UV-induced senescence of human dermal fibroblasts restrained by low-stiffness matrix by inhibiting NF-κB activation

As a hallmark of skin aging, senescent human dermal fibroblasts (HDFs) are known to lose the ability to divide. However, they can still interact with their cellular environment and the surrounding matrix. As the skin ages, the progressive slowing down of HDFs function decreases the skin's structural integrity, which is more serious than if there is the dermal collagen matrix eroded. This leads to matters of the unbalanced barrier under the skin, skin fragility, inadequate wound healing, as well as other cosmetic issues. It is also well documented that skin aging comes with significant stiffness increases. Therefore, understanding the interactions between HDFs and the surrounding microenvironments during senescence may provide insights into skin aging. Here we aim to investigate matrix stiffness' effect on HDF senescence and elucidate possible mechanisms that make HDFs senescent.
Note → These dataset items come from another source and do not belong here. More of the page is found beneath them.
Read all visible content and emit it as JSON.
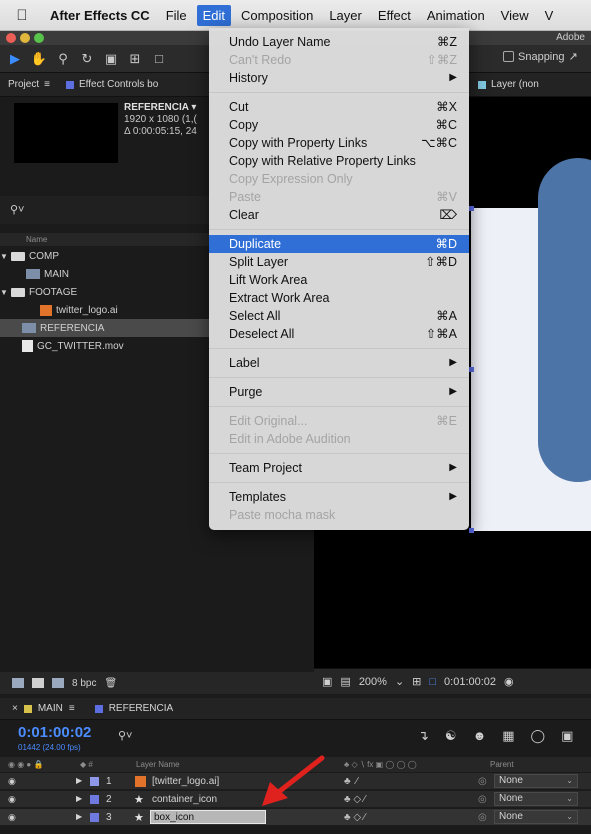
{
  "menubar": {
    "app": "After Effects CC",
    "items": [
      "File",
      "Edit",
      "Composition",
      "Layer",
      "Effect",
      "Animation",
      "View",
      "V"
    ]
  },
  "window": {
    "title": "Adobe"
  },
  "toolbar": {
    "snapping_label": "Snapping"
  },
  "project_panel": {
    "tab_project": "Project",
    "tab_effect_controls": "Effect Controls bo",
    "tab_layer": "Layer (non",
    "info_name": "REFERENCIA ▾",
    "info_size": "1920 x 1080 (1,(",
    "info_duration": "Δ 0:00:05:15, 24",
    "column_name": "Name",
    "items": [
      {
        "label": "COMP",
        "type": "folder",
        "indent": 0
      },
      {
        "label": "MAIN",
        "type": "comp",
        "indent": 1
      },
      {
        "label": "FOOTAGE",
        "type": "folder",
        "indent": 0
      },
      {
        "label": "twitter_logo.ai",
        "type": "ai",
        "indent": 1
      },
      {
        "label": "REFERENCIA",
        "type": "comp",
        "indent": 0,
        "selected": true
      },
      {
        "label": "GC_TWITTER.mov",
        "type": "mov",
        "indent": 0
      }
    ],
    "bpc": "8 bpc"
  },
  "viewer": {
    "zoom": "200%",
    "timecode": "0:01:00:02"
  },
  "edit_menu": {
    "groups": [
      [
        {
          "label": "Undo Layer Name",
          "shortcut": "⌘Z"
        },
        {
          "label": "Can't Redo",
          "shortcut": "⇧⌘Z",
          "disabled": true
        },
        {
          "label": "History",
          "submenu": true
        }
      ],
      [
        {
          "label": "Cut",
          "shortcut": "⌘X"
        },
        {
          "label": "Copy",
          "shortcut": "⌘C"
        },
        {
          "label": "Copy with Property Links",
          "shortcut": "⌥⌘C"
        },
        {
          "label": "Copy with Relative Property Links"
        },
        {
          "label": "Copy Expression Only",
          "disabled": true
        },
        {
          "label": "Paste",
          "shortcut": "⌘V",
          "disabled": true
        },
        {
          "label": "Clear",
          "shortcut": "⌦"
        }
      ],
      [
        {
          "label": "Duplicate",
          "shortcut": "⌘D",
          "highlight": true
        },
        {
          "label": "Split Layer",
          "shortcut": "⇧⌘D"
        },
        {
          "label": "Lift Work Area"
        },
        {
          "label": "Extract Work Area"
        },
        {
          "label": "Select All",
          "shortcut": "⌘A"
        },
        {
          "label": "Deselect All",
          "shortcut": "⇧⌘A"
        }
      ],
      [
        {
          "label": "Label",
          "submenu": true
        }
      ],
      [
        {
          "label": "Purge",
          "submenu": true
        }
      ],
      [
        {
          "label": "Edit Original...",
          "shortcut": "⌘E",
          "disabled": true
        },
        {
          "label": "Edit in Adobe Audition",
          "disabled": true
        }
      ],
      [
        {
          "label": "Team Project",
          "submenu": true
        }
      ],
      [
        {
          "label": "Templates",
          "submenu": true
        },
        {
          "label": "Paste mocha mask",
          "disabled": true
        }
      ]
    ]
  },
  "timeline": {
    "tab_main": "MAIN",
    "tab_referencia": "REFERENCIA",
    "current_time": "0:01:00:02",
    "frame_info": "01442 (24.00 fps)",
    "col_layer_name": "Layer Name",
    "col_parent": "Parent",
    "layers": [
      {
        "num": "1",
        "name": "[twitter_logo.ai]",
        "kind": "ai",
        "parent": "None"
      },
      {
        "num": "2",
        "name": "container_icon",
        "kind": "shape",
        "parent": "None"
      },
      {
        "num": "3",
        "name": "box_icon",
        "kind": "shape",
        "parent": "None",
        "editing": true
      }
    ]
  },
  "colors": {
    "accent_blue": "#2f6fd6",
    "timecode_blue": "#4b8cff",
    "shape_blue": "#4c74a6",
    "arrow_red": "#e0221e"
  }
}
In our experiments, HDFs were cultivated on Polydimethylsiloxane (PDMS) with various stiffnesses and exposed to UV light to trigger senescence. Results show that HDFs are significantly affected by senescence when cultured on a matrix with stiffness. However, the cells are not significantly affected when cultured on a low stiffness matrix. The following characterization revealed cells cultured on stiff substrates under UV exposure had stimulated the nucleus factor kappa-B (NF-κB) activation. In contrast, cells on a matrix of softness only displayed low activation of NF-κB. NF-κB activity suppression with ammonium pyrrolidine dithiocarbamate (PDTC) decreases UV-induced HDFs senescence on stiff substrates. Taken together, we demonstrated that soft matrix defends HDFs against ultraviolet-induced senescence by inhibiting the activation of NF-κB.